2. Pam is a recovering alcoholic, and the story treats this with the gravitas it demands, but there’s a balance between the reality of hitting bottom and lighter moments that feature Pam’s self deprecating humor. She takes her situation seriously, but she knows how to laugh at herself, too. And she is hella funny.
She describes her mother, Mae, who “possessed all the warmth and maternal instincts of a cottonmouth.” But Pam doesn’t let herself off the hook either. She admits she has “a boatload of mistakes to keep her humble. Possibly an entire fleet’s worth.” So yeah, Pam’s a bit of a mess, but I liked her from the start. The story never gets bogged down in her baggage. She is entertaining , even when (maybe especially when) she’s fighting hard to turn her life around: “It wasn’t that you couldn’t go home again, Pam thought as her car bounced in the exact same pothole that used to make Nick’s vintage Mustang stutter after their dates.

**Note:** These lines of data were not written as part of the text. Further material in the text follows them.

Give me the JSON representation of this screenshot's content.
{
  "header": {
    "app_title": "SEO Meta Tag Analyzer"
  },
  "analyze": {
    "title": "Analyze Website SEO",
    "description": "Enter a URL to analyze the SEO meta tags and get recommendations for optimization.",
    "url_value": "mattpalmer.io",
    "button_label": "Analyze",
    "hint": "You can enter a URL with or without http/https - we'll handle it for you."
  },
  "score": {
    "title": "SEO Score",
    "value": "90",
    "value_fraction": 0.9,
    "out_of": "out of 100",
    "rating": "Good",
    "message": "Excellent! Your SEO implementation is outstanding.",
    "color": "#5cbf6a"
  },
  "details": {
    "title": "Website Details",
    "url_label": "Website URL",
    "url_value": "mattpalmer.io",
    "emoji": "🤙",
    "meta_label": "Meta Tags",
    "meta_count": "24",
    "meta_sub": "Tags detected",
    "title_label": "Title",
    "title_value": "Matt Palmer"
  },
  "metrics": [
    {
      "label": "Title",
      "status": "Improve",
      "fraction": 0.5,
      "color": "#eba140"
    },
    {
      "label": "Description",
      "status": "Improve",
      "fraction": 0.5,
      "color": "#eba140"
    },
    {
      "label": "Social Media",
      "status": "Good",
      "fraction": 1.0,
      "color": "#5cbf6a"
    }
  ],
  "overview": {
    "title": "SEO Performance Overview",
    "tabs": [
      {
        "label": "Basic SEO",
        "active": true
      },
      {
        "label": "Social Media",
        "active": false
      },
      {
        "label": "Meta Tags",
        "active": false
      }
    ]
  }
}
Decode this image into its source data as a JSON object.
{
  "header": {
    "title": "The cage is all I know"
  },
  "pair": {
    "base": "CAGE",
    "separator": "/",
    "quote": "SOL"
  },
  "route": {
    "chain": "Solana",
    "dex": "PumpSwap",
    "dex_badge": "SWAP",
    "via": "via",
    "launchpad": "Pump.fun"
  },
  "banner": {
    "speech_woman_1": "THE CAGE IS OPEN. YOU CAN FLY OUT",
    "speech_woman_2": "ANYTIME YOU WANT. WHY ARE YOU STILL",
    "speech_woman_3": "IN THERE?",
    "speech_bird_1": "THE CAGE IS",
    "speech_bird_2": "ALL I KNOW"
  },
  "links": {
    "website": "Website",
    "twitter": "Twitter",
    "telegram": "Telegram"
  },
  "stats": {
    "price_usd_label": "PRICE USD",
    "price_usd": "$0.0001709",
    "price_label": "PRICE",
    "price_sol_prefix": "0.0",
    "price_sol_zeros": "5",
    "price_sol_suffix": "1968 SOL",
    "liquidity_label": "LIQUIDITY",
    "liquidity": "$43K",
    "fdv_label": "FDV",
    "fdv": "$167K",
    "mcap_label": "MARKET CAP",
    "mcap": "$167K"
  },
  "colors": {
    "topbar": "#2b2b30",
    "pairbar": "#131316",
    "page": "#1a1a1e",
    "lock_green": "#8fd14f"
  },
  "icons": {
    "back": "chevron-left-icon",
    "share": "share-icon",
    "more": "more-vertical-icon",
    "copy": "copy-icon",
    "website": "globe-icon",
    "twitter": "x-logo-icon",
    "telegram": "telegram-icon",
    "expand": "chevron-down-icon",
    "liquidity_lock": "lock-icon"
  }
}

You just have to be crazy or desperate to do it.”
3. The sex is pretty delicious. I would compare these scenes to some of Jenny Crusie’s – very hot but also very real, including some of the awkwardness of two people relearning each other’s bodies after a decade apart. There’s the remembered crazy passion of two high school seniors and the mature heat between adults who’ve been knocked around by life.
4. The setting is in the Deep South, but things don’t get too “precious southern” like some small town stories, thankfully. The particularly southern notes have an edge to them: “…Mississippi sun beat through her windshield with enough intensity to make her feel like an ant on the frying end of a juvenile delinquent’s magnifying glass.”
5. The story paints a vivid picture of 21st century parenthood, both within the tense and new mother-daughter relationship and the comfortable but changing relationship between Nick and Faith.
6. And the ending feels just as real. It’s not a fairytale. All the challenges don’t miraculously dissolve when people say “I love you.”
So even though Pamela Jo “with the voice of an angel” once envisioned riding back into Mimosa on a tide of celebrity rather than in her beat-up rattletrap of a car, she finds something a lot better than fame – joy, forgiveness, love, passion, hope. As a reader, it was really fun and kind of inspiring being along for the ride.